Since the discussion of these results at national PMTCT Technical working groups, the National Institute for Communicable Diseases implemented a system that sends out weekly reports to each district, to facilitate tracing of HIV. positive children. The impact of this system remains to be determined.

Our work has several limitations. Although this was a large prospective study drawn from a nationally representative sample of HIV exposed infants, recruited from 580 randomly selected primary health care facilities around South Africa, the number of HIV positive children was small, and analysis did not account for survey design. This, together with the small proportion who returned for study exit interview precluded detailed modelling, and may have biased our assessment of ART uptake. Additionally, all data on ART uptake were self-reported and non-uptake could reflect that the infant was not on ART or that the mother/caregiver did not report that the child was on ART. This is unlikely given the rapport and relationship that developed between mothers and data collectors from recruitment at 6 weeks, and the fact that we used food and medication diaries. We were unable to search laboratory databases to ascertain access to ART or viral suppression, as we did not document infant names in the research database, and had no identifier that linked our study number with a laboratory number. Data collectors had no success finding HIV positive children in clinic ART records/registers. Amongst the HIV positive infants who died, we do not know their ART uptake and response to treatment.

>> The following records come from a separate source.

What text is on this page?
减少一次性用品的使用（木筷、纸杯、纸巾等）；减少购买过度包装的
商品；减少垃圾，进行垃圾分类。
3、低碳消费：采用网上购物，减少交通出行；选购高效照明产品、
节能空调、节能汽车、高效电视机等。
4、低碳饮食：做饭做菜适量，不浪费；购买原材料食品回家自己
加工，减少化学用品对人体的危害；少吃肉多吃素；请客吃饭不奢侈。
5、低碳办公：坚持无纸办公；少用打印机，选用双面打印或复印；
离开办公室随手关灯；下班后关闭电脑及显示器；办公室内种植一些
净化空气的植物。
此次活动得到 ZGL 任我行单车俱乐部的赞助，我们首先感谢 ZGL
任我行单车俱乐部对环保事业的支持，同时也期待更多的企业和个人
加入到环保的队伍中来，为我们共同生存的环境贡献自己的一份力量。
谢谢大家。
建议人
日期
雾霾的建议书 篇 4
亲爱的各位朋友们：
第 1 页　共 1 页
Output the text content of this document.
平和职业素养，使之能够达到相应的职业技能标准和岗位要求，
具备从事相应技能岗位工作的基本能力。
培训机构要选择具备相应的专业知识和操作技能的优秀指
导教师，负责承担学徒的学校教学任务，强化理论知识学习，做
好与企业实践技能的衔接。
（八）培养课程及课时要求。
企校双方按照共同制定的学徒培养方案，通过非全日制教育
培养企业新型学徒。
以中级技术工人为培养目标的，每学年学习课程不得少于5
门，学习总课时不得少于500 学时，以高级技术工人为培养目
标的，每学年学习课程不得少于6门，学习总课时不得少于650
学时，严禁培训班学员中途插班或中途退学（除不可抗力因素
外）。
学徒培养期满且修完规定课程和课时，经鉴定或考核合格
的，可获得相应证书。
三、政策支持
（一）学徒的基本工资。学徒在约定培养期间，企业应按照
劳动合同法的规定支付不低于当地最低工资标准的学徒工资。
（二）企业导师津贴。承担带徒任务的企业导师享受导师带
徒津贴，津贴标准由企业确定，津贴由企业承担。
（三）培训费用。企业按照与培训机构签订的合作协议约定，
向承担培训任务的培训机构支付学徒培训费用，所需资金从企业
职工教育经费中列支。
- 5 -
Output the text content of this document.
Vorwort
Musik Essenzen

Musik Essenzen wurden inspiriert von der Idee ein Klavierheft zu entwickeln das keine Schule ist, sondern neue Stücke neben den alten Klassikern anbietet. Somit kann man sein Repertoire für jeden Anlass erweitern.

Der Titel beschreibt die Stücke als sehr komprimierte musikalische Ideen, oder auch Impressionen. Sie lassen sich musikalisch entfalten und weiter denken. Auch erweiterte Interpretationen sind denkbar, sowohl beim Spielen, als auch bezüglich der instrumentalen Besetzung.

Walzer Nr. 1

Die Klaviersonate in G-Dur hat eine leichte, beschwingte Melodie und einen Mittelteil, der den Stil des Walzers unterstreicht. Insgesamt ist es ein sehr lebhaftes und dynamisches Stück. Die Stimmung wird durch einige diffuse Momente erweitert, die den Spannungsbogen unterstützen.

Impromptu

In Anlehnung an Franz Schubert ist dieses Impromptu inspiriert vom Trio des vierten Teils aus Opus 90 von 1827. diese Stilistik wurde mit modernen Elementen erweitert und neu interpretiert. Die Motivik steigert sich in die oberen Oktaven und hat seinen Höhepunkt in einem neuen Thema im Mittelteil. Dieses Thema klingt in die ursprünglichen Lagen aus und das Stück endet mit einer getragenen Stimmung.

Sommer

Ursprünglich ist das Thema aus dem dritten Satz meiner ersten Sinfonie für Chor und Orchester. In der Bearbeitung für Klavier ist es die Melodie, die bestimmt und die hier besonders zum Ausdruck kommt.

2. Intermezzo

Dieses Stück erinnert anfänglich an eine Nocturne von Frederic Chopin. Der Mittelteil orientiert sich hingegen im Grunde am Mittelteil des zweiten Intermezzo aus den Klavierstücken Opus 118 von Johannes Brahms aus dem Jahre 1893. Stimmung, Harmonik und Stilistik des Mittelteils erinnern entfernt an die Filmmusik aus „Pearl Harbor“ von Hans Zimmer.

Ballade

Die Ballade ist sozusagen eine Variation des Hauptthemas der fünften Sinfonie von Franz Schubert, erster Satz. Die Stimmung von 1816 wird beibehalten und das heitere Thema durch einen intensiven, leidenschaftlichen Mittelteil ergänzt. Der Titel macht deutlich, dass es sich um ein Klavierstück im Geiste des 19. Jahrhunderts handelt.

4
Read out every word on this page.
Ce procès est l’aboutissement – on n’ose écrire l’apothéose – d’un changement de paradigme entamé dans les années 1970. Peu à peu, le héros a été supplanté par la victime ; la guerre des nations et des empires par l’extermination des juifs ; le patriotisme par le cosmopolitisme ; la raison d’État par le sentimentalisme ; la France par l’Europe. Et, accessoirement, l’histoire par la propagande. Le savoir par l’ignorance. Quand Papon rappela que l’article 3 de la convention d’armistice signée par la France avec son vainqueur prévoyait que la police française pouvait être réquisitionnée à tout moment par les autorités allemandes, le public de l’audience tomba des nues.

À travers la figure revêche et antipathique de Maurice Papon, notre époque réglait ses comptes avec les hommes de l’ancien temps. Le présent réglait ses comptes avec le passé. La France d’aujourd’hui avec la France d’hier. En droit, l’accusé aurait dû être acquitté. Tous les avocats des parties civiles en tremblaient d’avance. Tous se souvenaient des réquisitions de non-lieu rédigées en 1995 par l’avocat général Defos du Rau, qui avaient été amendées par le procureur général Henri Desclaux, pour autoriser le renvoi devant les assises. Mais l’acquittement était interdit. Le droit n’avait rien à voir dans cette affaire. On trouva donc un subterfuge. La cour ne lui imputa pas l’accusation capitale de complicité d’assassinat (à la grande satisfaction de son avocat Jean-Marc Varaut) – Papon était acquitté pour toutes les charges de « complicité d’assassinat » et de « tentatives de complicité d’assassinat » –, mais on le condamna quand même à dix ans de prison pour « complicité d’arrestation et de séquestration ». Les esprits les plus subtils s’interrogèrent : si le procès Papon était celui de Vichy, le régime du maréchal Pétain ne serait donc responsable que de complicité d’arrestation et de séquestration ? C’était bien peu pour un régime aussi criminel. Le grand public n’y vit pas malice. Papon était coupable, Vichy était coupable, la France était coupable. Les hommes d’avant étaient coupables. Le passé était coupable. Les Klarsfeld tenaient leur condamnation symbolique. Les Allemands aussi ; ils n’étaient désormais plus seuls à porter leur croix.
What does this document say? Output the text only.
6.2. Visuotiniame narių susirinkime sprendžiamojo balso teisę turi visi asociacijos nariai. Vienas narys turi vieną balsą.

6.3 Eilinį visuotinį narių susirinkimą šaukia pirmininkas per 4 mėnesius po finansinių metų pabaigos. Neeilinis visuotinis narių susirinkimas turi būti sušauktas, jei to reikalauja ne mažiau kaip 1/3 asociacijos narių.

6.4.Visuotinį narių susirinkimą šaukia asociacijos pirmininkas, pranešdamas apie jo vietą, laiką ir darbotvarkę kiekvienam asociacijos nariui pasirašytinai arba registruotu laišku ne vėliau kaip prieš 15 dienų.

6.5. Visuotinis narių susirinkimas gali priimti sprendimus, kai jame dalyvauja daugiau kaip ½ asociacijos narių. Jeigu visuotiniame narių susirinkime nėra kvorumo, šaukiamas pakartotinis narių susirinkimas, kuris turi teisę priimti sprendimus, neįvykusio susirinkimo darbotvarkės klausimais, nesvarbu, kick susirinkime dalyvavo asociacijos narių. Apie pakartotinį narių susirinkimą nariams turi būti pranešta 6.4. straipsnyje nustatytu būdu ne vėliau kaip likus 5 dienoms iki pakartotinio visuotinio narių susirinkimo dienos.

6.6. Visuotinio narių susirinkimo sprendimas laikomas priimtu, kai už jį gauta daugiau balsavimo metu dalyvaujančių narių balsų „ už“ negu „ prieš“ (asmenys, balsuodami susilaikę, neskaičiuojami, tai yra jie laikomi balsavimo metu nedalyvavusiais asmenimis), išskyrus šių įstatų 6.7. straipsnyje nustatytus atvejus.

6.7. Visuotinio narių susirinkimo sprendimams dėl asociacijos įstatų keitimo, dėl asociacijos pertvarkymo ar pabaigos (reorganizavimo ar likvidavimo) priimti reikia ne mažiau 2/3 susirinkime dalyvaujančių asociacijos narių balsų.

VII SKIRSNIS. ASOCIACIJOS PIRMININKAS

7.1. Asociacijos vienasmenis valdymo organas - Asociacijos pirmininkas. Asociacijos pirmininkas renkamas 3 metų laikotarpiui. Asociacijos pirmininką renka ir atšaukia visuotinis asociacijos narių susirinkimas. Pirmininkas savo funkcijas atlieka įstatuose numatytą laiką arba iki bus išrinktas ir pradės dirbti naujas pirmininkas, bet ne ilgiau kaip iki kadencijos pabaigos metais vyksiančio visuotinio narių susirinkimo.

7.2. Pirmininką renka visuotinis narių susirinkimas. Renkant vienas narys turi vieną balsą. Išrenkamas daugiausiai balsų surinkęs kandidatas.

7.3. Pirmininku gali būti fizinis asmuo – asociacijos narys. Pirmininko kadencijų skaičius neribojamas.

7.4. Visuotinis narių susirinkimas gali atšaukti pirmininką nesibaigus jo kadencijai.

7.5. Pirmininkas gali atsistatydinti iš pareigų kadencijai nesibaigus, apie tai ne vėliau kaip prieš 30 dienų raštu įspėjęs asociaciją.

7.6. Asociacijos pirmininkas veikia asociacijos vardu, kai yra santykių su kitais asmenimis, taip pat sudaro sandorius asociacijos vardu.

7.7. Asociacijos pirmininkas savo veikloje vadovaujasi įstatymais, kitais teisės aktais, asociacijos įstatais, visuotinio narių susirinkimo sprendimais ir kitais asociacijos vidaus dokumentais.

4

Our results emphasise the need to strengthen primary health care systems for early paediatric HIV-related care in the first 18 months post-delivery. For policy makers, and at programmatic level, we recommend strengthening outreach systems to find and support HIV positive children and their families[21,22,23], as poor ART knowledge and false perceptions of high ART costs have been identified as barriers to care and treatment in developing countries [2, 7, 10, 24]. Community-level workers could help overcome these barriers. For primary health care facilities, we recommend integrating maternal and child health services to reduce the number of separate visits for each, and investing in regular systematic community-based tracing of HIV positive children [7, 24]. Further quantitative and qualitative research is needed to understand uptake of paediatric ART and reasons for delayed or poor uptake and adherence.